State of M.P. v. G. C. Mandawar, : (1954)IILLJ673SC .
(vi) The last ground, namely, that the refusal, of the Commercial Tax Officer to exercise his power under Section 21-A of the Bengal Act to summon the officials of the Excise Department to give evidence as to whether additional excise duty had in fact been paid on the disputed goods has resulted in a violation of the principles of natural justice has also no substance inasmuch as the Petitioner's case, with respect to the disputed cotton fabrics, is not that such duty was paid but that such duty was not payable in view of the fact that the disputed goods were produced by establishments not owning more than 4 power-looms,
10. In view of my finding as to the invalidity of the assessment with respect to cotton fabrics owing to its inconsistency with Article 286(3) of the Constitution and the Central Act of 1957, this petition will succeed in part, since the assessment, with respect to handloom cloth is separate and severable.
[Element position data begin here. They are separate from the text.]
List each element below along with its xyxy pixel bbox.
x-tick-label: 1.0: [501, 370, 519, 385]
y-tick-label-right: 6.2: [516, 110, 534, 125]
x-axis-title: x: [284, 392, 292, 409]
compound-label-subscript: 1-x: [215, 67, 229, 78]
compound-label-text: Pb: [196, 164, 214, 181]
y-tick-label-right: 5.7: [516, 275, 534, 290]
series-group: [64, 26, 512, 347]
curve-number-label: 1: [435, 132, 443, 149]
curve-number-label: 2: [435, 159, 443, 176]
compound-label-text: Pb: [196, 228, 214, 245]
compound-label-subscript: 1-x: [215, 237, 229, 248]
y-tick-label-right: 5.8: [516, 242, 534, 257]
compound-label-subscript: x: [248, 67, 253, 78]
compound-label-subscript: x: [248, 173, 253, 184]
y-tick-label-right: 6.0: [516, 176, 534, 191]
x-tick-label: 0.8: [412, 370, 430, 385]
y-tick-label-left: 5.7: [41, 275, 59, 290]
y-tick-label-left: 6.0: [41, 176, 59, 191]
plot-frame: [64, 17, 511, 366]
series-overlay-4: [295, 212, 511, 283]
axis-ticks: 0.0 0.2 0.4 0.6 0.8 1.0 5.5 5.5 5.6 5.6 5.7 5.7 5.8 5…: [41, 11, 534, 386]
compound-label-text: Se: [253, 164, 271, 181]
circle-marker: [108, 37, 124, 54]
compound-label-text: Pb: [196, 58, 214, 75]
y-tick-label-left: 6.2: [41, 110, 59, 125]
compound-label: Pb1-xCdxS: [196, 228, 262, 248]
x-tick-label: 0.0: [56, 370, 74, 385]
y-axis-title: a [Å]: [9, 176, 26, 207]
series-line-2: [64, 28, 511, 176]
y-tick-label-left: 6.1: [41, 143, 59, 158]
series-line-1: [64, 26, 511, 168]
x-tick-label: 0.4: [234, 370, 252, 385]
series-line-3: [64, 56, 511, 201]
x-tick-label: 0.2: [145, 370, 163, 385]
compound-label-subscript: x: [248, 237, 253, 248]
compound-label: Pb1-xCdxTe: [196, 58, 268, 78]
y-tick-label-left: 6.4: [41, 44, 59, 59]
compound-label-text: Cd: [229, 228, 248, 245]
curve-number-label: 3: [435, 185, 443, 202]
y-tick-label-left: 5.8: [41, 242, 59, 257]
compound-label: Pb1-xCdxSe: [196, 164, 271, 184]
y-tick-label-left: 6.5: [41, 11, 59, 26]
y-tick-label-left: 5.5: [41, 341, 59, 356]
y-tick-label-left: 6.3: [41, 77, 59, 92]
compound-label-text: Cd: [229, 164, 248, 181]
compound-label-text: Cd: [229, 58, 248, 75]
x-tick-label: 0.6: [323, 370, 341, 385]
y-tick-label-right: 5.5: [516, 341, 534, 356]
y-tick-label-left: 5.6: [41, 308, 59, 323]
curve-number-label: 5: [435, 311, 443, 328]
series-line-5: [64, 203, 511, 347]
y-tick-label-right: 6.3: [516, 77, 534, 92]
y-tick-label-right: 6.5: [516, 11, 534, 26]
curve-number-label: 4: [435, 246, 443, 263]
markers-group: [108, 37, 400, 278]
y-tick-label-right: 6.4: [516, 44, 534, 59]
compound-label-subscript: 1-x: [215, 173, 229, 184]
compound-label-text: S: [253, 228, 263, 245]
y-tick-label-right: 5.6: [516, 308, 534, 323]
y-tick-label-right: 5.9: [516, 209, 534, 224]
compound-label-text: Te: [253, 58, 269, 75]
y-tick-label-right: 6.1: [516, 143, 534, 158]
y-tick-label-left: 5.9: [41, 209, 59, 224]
The deduction of Rs. 3,00,000/- from the gross turnover on account of the sale of cotton fabrics having been illegally disallowed by the Commercial Tax Officer, the proper order would be an order in the nature of mandamus directing the Opposite Parties not to enforce the impugned assessment order against the Petitioner or to take further steps in that behalf, without deducting the said sum of Rs. 3,00,000/- from the Petitioner's gross turnover and modifying the assessment order accordingly,
11. Let the Rule be made absolute in part in the above terms. There will be no order as to costs.